The sponsors of these amendments perceived moose and caribou populations as a large crop that could be harvested for human consumption. They saw wolves and bears as competing for those animals and took the unsubstantiated position that killing them would mean more moose and caribou for hunters.

White wolf, photo by Philippe Montes

The Board initially struggled with implementing the amendments in a rational way, but Governor Frank Murkowski, who took office in 2003, made changes that drastically altered its membership to heavily include people who supported aggressive predator control programs that including huge bag limits and allowed people to shoot wolves out of airplanes. One goal included killing 80 percent of wolves on State land.

“It is incredibly apparent that the Board process has become so highly politicized that structural changes are needed,” said Mike Frank, senior staff attorney with Trustees at the time. “Thus, the volatile issue of predator control will continue to afflict game management until the Legislature decides to enact reforms to the underlying statutes.”

Bounties for forelegs

The State’s institutional effort to kill wolves and bears included a $150 bounty for each left foreleg of wolves killed through aerial hunting.

Then-Governor Sarah Palin, along with the Alaska Department of Fish and Game called it a “State Incentive Program” that used public money to meet their yearly goal of killing 300 to 600 wolves.

Aerial photo of wolf in Yukon-Charley Rivers National Preserve. Photo by NPS

To avoid the fact that the Legislature had repealed all statutory authority to grant bounties in 1984, they claimed that the Department could use the collected forelegs to draw scientific conclusions about the wolf population.

Trustees for Alaska went to court in 2006 to challenge the program, and later filed a motion in the case seeking a temporary restraining order to stop this practice.

The Court halted the State’s payment of bounties for wolves but found in favor of the State on the issue of sustained yield, a decision that was appealed. (“Sustained yield” is a term that refers to the management of fish, wildlife, and other natural resources at a rate that ensures their long-term availability without depleting the resource, as mandated by the Alaska Constitution.)

Trustees filed a brief in the Alaska Supreme Court again in 2009 challenging the Palin administration’s predator control programs and claiming that they violated the Alaska Constitution.

“The Board’s predator reduction programs represent the antithesis of science-based wildlife and habitat management principles that should be followed,” remarked Mike Frank in a 2009 Trustees’ newsletter.

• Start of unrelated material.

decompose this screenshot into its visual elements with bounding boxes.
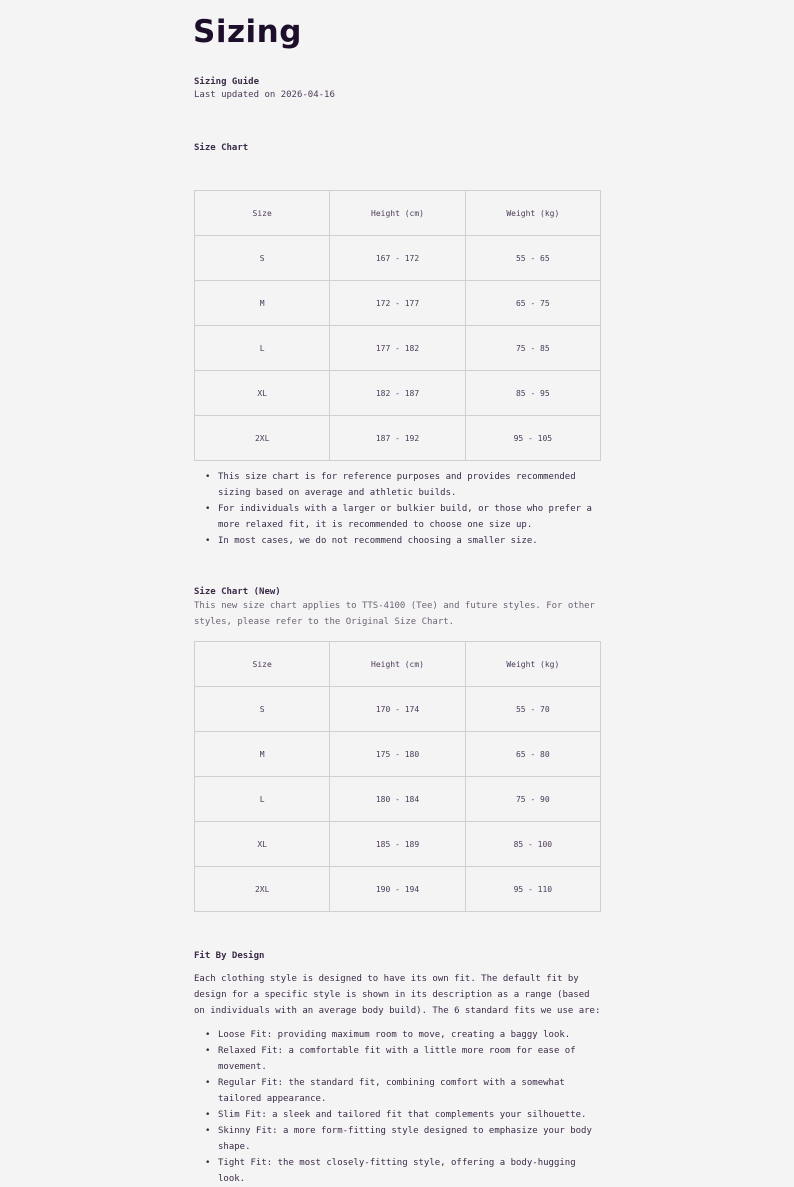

He further pointed out how these programs opened up nearly all state lands to non-resident and commercially guided sport hunting of moose and caribou, only to blame wolves and bears rather than trophy and sport hunters for what the State claimed were low populations of moose and caribou.

Unfortunately, the Court found that the Board of Game’s management decisions were within the bounds of the law in 2010, maintaining the legality of similar predator control plans on state lands to this day.

The infinite horizon

Even now, a decade later, Trustees keeps working on many of these issues, with recent court actions helping to defend EPA’s veto of the Pebble mine project and a recent rulemaking decision by the National Park Service, prompted by our litigation, that bans bear-baiting on National Preserve lands.

Whatever the wins, losses, and unresolved issues of its day, the fourth decade encapsulates so much of Trustees’ determination and scope of work. The fifth decade brought closure and renewal on some issues, as well as the ongoing threat of massive, potentially catastrophic project proposals like Pebble.

The throughline remains the same—by using its legal expertise in collaboration with clients and partners, Trustees for Alaska is helping create a future where land, water, animals, and people can continue thriving together for generations to come.